New Issue Brief Evaluates Feasibility of Offshore Wind Expansion
The Biden Administration's offshore wind proposals defy economic health, material capability, and environmental sanity
NEW YORK, NY – Last March, the Biden administration set ambitious goals for expanding the role offshore wind plays in providing American energy, calling for 30,000 megawatts (MW) of offshore wind turbines by 2030, and 110,000 MW by 2050. The administration touted the role the 30,000-MW target could play in creating thousands of new jobs and avoiding 78 million tons of carbon dioxide (CO2) emissions per year. But policymakers should consider the feasibility of such a plan before being persuaded of its virtues.
A new Manhattan Institute issue brief from adjunct fellow Jonathan Lesser offers a constructive, wholesale evaluation of the administration’s proposal, finding the project to be unachievable and its claims far-fetched. Lesser deconstructs the project from a variety of key perspectives, raising important questions related to offshore wind’s economic, environmental, and material implications.
The installation considerations of offshore wind are formidable. As Lesser explains, planning, developing, and constructing a single offshore wind project can be a years-long endeavor, even when raw materials and physical space, unencumbered by ecological and conservationist considerations, are readily available. The economics, Lesser concludes, are even more dismal: even if the president’s goal was physically achievable, the financial considerations, which exceed those for other green energy sources, are staggeringly cost-prohibitive.

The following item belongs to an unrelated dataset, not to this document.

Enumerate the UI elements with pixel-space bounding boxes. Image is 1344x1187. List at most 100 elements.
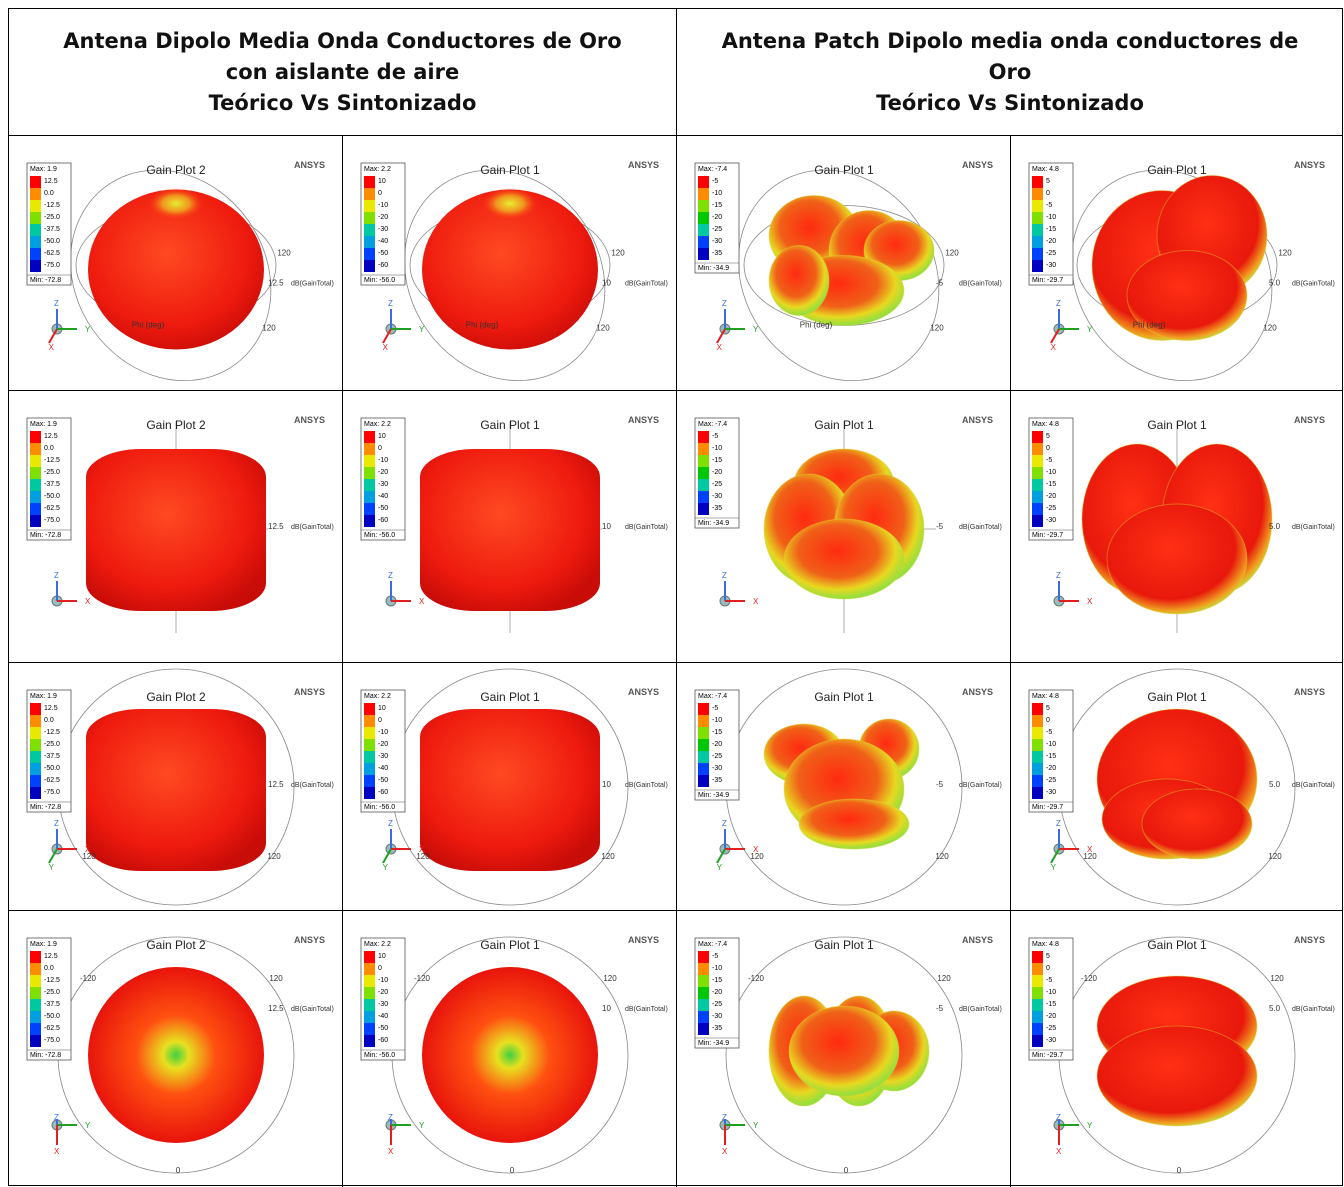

Finally, the environmental benefits of offshore wind are dubious at best. The purported 78-million-ton annual reduction in CO2 emissions claimed by the administration represents less than 2 percent of total U.S. CO2 emissions in 2020 and less than one day’s worth of world CO2 emissions—a decrease which will have no measurable impact on climate change, especially as nations like China, whose CO2 emissions account for almost one-third of all world emissions, continue to increase their annual consumption of fossil fuels.